Lane quickly acquired claims in the Nome area, and in 1899 was listed as co-owner, with Price, of claim. No. 8 Above Discovery on Anvil Creek, which was worked that season. At about this time, Lane joined with capitalists from California and the East Coast to form the Wild Goose Mining & Trading Company. Beginning in 1900, the Wild Goose Company began a series of major developments in support of the early mining industry on the Seward Peninsula. These included construction of the first few miles of railroad connecting Anvil Creek to Nome and a large pumping plant that provided water for mining operations on that Creek. The company acquired large holdings on Ophir Creek in the Council area, and was involved in developments in that district, including building roads, ditches, and another railroad.

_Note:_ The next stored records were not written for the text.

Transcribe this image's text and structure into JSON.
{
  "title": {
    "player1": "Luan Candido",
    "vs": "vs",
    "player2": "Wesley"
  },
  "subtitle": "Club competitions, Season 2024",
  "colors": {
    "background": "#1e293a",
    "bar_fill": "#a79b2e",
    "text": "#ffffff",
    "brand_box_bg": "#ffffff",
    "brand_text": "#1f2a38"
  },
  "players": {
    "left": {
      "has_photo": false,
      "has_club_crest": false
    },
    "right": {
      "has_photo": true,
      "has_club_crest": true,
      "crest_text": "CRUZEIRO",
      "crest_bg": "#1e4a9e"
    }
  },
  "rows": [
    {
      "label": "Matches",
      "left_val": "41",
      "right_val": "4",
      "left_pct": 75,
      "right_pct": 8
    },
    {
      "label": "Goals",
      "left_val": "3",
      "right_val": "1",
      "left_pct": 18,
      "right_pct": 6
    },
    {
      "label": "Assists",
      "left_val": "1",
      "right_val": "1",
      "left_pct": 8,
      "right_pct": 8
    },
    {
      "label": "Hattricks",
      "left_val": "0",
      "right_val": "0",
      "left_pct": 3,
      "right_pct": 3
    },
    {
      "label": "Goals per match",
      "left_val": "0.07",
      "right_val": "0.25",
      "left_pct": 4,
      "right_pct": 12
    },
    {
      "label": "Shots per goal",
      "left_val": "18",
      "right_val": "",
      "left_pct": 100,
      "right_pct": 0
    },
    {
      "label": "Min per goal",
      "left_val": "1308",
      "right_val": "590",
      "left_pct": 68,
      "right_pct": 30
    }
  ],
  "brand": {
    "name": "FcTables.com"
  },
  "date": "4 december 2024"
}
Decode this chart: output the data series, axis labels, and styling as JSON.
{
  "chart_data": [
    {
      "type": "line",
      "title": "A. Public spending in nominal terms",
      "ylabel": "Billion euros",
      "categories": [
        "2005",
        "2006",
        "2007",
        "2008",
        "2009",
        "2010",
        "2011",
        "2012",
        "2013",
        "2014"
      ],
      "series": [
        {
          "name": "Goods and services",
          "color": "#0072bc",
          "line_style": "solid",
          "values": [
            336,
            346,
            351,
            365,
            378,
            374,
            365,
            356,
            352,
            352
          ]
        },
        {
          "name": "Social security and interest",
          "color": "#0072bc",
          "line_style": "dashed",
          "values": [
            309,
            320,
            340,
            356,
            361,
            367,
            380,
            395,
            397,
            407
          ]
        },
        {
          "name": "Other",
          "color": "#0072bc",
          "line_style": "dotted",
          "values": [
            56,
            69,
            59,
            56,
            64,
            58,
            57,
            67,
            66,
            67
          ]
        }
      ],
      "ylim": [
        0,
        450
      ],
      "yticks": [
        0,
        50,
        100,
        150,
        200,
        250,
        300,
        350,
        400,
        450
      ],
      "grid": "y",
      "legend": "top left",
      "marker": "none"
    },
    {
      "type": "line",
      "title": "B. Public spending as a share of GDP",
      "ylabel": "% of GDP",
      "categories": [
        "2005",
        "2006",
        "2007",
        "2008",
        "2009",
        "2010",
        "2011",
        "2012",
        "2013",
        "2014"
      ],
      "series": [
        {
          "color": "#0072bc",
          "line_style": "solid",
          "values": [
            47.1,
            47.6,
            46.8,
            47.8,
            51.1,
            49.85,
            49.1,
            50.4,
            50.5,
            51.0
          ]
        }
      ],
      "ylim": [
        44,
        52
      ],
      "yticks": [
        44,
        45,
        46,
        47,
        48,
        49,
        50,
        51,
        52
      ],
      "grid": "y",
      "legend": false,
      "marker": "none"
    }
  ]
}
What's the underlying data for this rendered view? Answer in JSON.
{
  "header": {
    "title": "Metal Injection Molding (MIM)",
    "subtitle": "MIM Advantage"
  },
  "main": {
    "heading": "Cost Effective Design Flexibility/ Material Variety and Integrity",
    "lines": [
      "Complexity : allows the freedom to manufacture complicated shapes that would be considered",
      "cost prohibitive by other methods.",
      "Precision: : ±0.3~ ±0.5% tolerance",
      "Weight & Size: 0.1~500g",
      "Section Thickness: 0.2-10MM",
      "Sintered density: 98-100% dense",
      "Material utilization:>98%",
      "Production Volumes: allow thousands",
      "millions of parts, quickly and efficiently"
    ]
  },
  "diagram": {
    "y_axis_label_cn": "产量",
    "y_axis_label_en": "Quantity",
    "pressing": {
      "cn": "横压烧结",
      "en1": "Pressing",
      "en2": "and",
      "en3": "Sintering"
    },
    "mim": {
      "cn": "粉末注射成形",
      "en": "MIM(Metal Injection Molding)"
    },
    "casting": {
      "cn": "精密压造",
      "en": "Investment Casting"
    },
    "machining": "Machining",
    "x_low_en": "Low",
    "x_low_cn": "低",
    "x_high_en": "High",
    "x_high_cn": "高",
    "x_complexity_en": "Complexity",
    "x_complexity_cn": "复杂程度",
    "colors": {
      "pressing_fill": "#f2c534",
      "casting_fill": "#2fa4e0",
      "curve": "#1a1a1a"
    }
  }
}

As the local representative of the Wild Goose Company, Lane was a primary defendant in the legal proceedings that attempted to invalidate the original claims on Anvil Creek. Despite the machinations of a powerful politician and a corrupt local judge, Lane and the other defendants prevailed.

Lane's tenure on the Seward Peninsula was brief. In 1905 he sold the bulk of his interests in the Wild Goose Company, and by 1911 he was dead in Palo Alto. His influence extended well beyond his lifetime, however, through the activities of the Wild Goose Company, which continued as a major actor in Seward Peninsula mining until the 1920s.

He died in 1911. He headed the Wild Goose Mining & Trading Co.

==Bibliography==
- Brooks, Alfred H. (1908). Development of the Mining Industry. In The Gold Placers of Parts of Seward Peninsula, Alaska by A. J. Collier, F. L. Hess, P. S. Smith and A. H. Brooks, pp. 10–39. United States Geological Survey Bulletin 328. U. S. Government Printing Office, Washington.
- Harrison, E. S. (1905). Nome and Seward Peninsula: History, Description, Biographies and Stories. Souvenir Edition. Metropolitan Press, Seattle.
- McElwaine, Eugene (1901). "The truth about Alaska, the golden land of the midnight sun"
- Rickard, Thomas Arthur (1909). "Through the Yukon and Alaska"
- Smith, Howard L. (1997). Nome River Water Control Structures. BLM-Alaska Open File Repport 62. U. S. Department of the Interior, Bureau of Land Management, Alaska State Office, Anchorage.
- Wickersham, James. (1938).Old Yukon: Tales-Trails-and Trials. West Publishing, St. Paul.